A tale of a warrior sent by his clan to bring an invader and murderer to justice, in the land where winter holds sway, and man still struggled in the nascent days of his total and widespread reign.
Kah’nuk the bull mammoth slowly approached the herd matriarch as she stood upon the rocky precipice, a slanted flat-topped boulder that surveyed a valley of white and shadow.
Above, the borealis soul ribbon cut a jagged rainbow line of light across the partially clouded sky. The cold wind gently howled through the snow-capped evergreen pines and spruce trees that arose here and there across the undulating valley cut by the great glacier movements. The early morning chill maintained the blanket of snow that covered all that could be covered, from the forest domains to the small glades and hills that lay interspersed across the tundral valley.
“Matriarch.” Kah’nuk rumbled in greeting. “Your vigil keeps you awake longer than usual. What change in the winds causes such restlessness?”
“Kah’nuk.” The wizened, long tusked, and grey haired Matriarch turned and lifted her wrinkled trunk in response. Kah’nuk touched it with his, feeling wrinkled skin over lithe muscle. Even at her great age, she still towered over him by a full metre, tall and still as a great oak.
Kah’nuk held a wider profile, his fore and hind limbs each a column of mighty thew that supported his thick rounded body. The matriarch’s tusks were cracked and chipped from many battles, while his were larger, more curved and had only a few cracks along its fearsome bony edges. The matriarch was both the leader who resembled the namesake of the clan she led and would lead until her passing into the Great Beyond. Shattertusk. Kah’nuk was the herd’s champion and its most loyal and strongest male.
“The winds bring no scent, but a warning in the air. The wolves fill the night silence with their chorus, and in their howling they bring a warning.” The matriarch gave a low, mournful bellow.

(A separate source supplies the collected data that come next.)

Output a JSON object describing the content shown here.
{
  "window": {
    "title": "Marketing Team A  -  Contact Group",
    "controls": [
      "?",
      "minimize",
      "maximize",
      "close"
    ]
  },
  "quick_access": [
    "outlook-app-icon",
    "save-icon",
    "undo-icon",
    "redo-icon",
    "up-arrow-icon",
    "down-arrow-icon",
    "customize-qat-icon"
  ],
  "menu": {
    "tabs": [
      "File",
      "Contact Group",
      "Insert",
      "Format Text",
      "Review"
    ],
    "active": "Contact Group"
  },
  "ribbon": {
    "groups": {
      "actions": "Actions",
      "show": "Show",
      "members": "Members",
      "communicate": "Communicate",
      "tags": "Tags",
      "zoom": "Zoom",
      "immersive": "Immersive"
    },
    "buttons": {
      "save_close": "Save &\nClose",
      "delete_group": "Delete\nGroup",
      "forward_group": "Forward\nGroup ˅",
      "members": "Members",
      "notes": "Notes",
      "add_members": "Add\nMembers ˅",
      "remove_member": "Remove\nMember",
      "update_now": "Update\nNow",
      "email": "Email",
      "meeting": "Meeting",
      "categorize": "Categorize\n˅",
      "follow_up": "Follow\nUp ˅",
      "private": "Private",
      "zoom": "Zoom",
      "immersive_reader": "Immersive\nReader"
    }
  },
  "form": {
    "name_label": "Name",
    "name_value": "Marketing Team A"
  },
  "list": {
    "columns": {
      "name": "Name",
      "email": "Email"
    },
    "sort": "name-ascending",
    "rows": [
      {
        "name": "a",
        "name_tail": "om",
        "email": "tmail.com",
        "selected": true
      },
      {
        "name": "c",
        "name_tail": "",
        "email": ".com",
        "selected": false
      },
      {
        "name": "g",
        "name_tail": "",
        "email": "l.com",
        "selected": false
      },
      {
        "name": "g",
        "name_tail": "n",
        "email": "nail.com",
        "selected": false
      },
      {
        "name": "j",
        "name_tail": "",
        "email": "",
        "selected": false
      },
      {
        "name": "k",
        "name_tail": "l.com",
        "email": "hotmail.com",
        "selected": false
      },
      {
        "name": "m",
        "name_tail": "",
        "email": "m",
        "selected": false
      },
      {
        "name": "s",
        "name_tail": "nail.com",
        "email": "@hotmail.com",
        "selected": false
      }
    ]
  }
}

“A warning?” Kah’nuk asked, looking out over the wintry forest expanse. “Is it man? Have their fires and clan disputes broken the accord of the land? Or does their greed outmatch their hunger yet again?”

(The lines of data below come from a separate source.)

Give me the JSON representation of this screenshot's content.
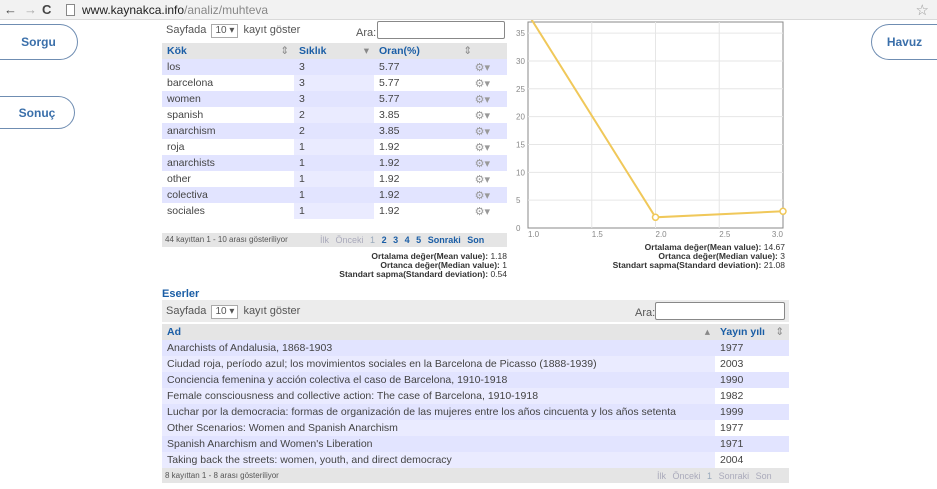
{
  "browser": {
    "back": "←",
    "forward": "→",
    "reload": "C",
    "url_host": "www.kaynakca.info",
    "url_path": "/analiz/muhteva",
    "star": "☆"
  },
  "side_tabs": {
    "sorgu": "Sorgu",
    "sonuc": "Sonuç",
    "havuz": "Havuz"
  },
  "top_table": {
    "length_prefix": "Sayfada",
    "length_value": "10",
    "length_suffix": "kayıt göster",
    "search_label": "Ara:",
    "headers": [
      "Kök",
      "Sıklık",
      "Oran(%)"
    ],
    "rows": [
      [
        "los",
        "3",
        "5.77"
      ],
      [
        "barcelona",
        "3",
        "5.77"
      ],
      [
        "women",
        "3",
        "5.77"
      ],
      [
        "spanish",
        "2",
        "3.85"
      ],
      [
        "anarchism",
        "2",
        "3.85"
      ],
      [
        "roja",
        "1",
        "1.92"
      ],
      [
        "anarchists",
        "1",
        "1.92"
      ],
      [
        "other",
        "1",
        "1.92"
      ],
      [
        "colectiva",
        "1",
        "1.92"
      ],
      [
        "sociales",
        "1",
        "1.92"
      ]
    ],
    "info": "44 kayıttan 1 - 10 arası gösteriliyor",
    "pager": {
      "first": "İlk",
      "prev": "Önceki",
      "pages": [
        "1",
        "2",
        "3",
        "4",
        "5"
      ],
      "next": "Sonraki",
      "last": "Son"
    },
    "stats": [
      {
        "k": "Ortalama değer(Mean value):",
        "v": "1.18"
      },
      {
        "k": "Ortanca değer(Median value):",
        "v": "1"
      },
      {
        "k": "Standart sapma(Standard deviation):",
        "v": "0.54"
      }
    ]
  },
  "chart_data": {
    "type": "line",
    "x": [
      1.0,
      2.0,
      3.0
    ],
    "y": [
      38.46,
      1.92,
      3.0
    ],
    "xlim": [
      1.0,
      3.0
    ],
    "ylim": [
      0,
      37
    ],
    "x_ticks": [
      "1.0",
      "1.5",
      "2.0",
      "2.5",
      "3.0"
    ],
    "y_ticks": [
      "0",
      "5",
      "10",
      "15",
      "20",
      "25",
      "30",
      "35"
    ],
    "line_color": "#f0c85a",
    "grid": true,
    "stats": [
      {
        "k": "Ortalama değer(Mean value):",
        "v": "14.67"
      },
      {
        "k": "Ortanca değer(Median value):",
        "v": "3"
      },
      {
        "k": "Standart sapma(Standard deviation):",
        "v": "21.08"
      }
    ]
  },
  "eserler": {
    "title": "Eserler",
    "length_prefix": "Sayfada",
    "length_value": "10",
    "length_suffix": "kayıt göster",
    "search_label": "Ara:",
    "headers": [
      "Ad",
      "Yayın yılı"
    ],
    "rows": [
      [
        "Anarchists of Andalusia, 1868-1903",
        "1977"
      ],
      [
        "Ciudad roja, período azul; los movimientos sociales en la Barcelona de Picasso (1888-1939)",
        "2003"
      ],
      [
        "Conciencia femenina y acción colectiva el caso de Barcelona, 1910-1918",
        "1990"
      ],
      [
        "Female consciousness and collective action: The case of Barcelona, 1910-1918",
        "1982"
      ],
      [
        "Luchar por la democracia: formas de organización de las mujeres entre los años cincuenta y los años setenta",
        "1999"
      ],
      [
        "Other Scenarios: Women and Spanish Anarchism",
        "1977"
      ],
      [
        "Spanish Anarchism and Women's Liberation",
        "1971"
      ],
      [
        "Taking back the streets: women, youth, and direct democracy",
        "2004"
      ]
    ],
    "info": "8 kayıttan 1 - 8 arası gösteriliyor",
    "pager": {
      "first": "İlk",
      "prev": "Önceki",
      "page": "1",
      "next": "Sonraki",
      "last": "Son"
    }
  }
}
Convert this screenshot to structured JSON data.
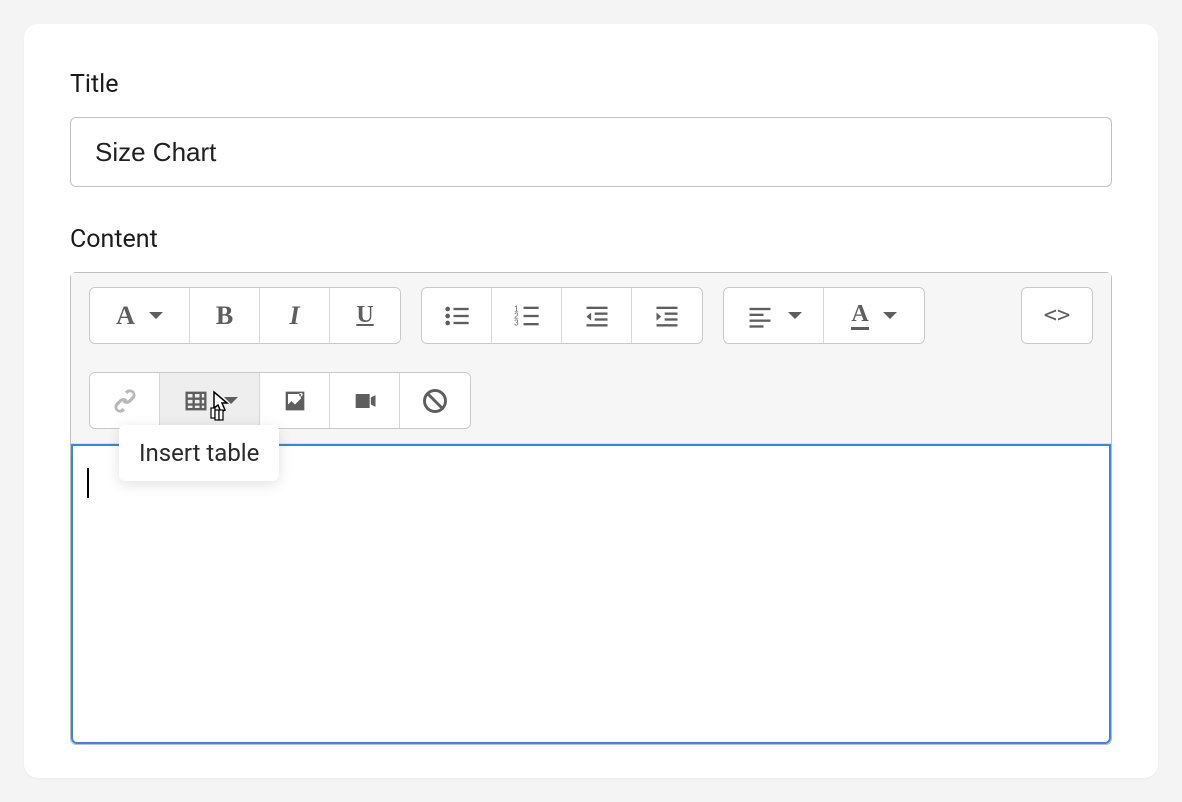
{
  "title": {
    "label": "Title",
    "value": "Size Chart"
  },
  "content": {
    "label": "Content",
    "body": ""
  },
  "tooltip": {
    "insert_table": "Insert table"
  },
  "toolbar": {
    "row1": {
      "format_style": "A",
      "bold": "B",
      "italic": "I",
      "underline": "U",
      "bullet_list": "bullet-list",
      "numbered_list": "numbered-list",
      "outdent": "outdent",
      "indent": "indent",
      "align": "align-left",
      "text_color": "A",
      "code_view": "<>"
    },
    "row2": {
      "link": "link",
      "table": "table",
      "image": "image",
      "video": "video",
      "clear_format": "clear"
    }
  }
}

“Nay, my champion. This wolfsong brings a warning of a different kind.” The Matriarch huffed and gestured to the barren lands of the North, a place where mountains were said to often belch smoke and bleed fire, and nothing but ash remained to mingle with the snow and the lifeless trees that once grew there.

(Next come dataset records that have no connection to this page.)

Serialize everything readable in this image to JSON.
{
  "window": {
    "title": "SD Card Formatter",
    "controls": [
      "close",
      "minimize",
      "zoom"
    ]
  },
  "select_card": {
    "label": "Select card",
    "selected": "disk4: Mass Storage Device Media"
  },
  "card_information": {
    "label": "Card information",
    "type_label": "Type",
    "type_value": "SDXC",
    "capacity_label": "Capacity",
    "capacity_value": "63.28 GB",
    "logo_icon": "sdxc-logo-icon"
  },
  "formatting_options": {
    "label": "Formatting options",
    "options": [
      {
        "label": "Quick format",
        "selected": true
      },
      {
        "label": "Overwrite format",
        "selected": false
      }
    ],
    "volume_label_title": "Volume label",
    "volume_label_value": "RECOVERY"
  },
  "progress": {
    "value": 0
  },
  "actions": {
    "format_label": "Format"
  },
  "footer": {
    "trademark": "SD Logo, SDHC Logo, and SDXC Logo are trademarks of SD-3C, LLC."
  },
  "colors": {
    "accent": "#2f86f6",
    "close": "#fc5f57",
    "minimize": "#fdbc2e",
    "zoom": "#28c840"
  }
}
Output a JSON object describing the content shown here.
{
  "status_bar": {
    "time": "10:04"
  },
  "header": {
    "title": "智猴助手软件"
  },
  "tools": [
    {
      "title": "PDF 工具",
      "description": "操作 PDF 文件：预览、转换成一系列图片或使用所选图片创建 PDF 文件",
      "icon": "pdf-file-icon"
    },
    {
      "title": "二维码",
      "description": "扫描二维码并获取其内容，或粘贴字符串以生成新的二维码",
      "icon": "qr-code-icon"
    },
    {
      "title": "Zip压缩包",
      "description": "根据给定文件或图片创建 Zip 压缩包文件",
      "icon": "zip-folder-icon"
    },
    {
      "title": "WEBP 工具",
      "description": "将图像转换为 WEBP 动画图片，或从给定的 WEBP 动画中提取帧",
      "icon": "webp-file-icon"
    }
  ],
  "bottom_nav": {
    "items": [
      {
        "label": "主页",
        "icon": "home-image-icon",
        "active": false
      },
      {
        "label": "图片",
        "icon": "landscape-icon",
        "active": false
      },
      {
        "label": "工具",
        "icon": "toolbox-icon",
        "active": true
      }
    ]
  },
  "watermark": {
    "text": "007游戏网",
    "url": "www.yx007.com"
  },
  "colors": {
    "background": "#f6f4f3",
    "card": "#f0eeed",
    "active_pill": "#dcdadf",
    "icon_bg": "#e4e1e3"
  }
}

“They sing of a danger this land is not ready to accommodate. Of a threat that resides in the barren North, so terrible to the great balance that the very future of this realm is at stake. A creature that does not belong and outmatches the great bear, the lion and the sabre-cat in ferocity. Not even man and Neanderthal in their darkest deeds can hope to match its appetite for malevolence and wanton destruction. Worse than man, worse than bear, worse than sabre and lion. Those are the warnings the wolves sing to all who can hear and understand, as I do.”
She turned to him, her wizened pale blue eyes meeting his deep chestnut brown own.
“Kah’nuk, my champion, you must see to and answer this threat. Confront it, and if it does not submit or agree to serve the Balance, you must destroy it. We are the great wardens of this land, and must keep it so before man comes into his own and we pass from this world into the Great Beyond, where even I cannot see where our destiny lies.”
“In service to all creation,” She continued. “The Balance must be protected at all costs. If we cannot subdue this threat, it will spell doom to all who dwell across this land. The forests will drown in screams and blood, for I sense that while this imbalance is caused by one intruder, I fear it is merely an envoy. A single raindrop that heralds a deluge. You must see to this vanguard threat, and stem the tide if you can.”
Kah’nuk lowed affirmatively.
Come the morning, he would set out across the forest and confront this invader. He would know from the scents and the messages the smaller creatures would tell him as he passed if and when he would be getting closer. Perhaps the invader would be careless, and leave signs that betrayed their presence, and he would be done with the business and return safely to his herd and his mate and calf by the evening.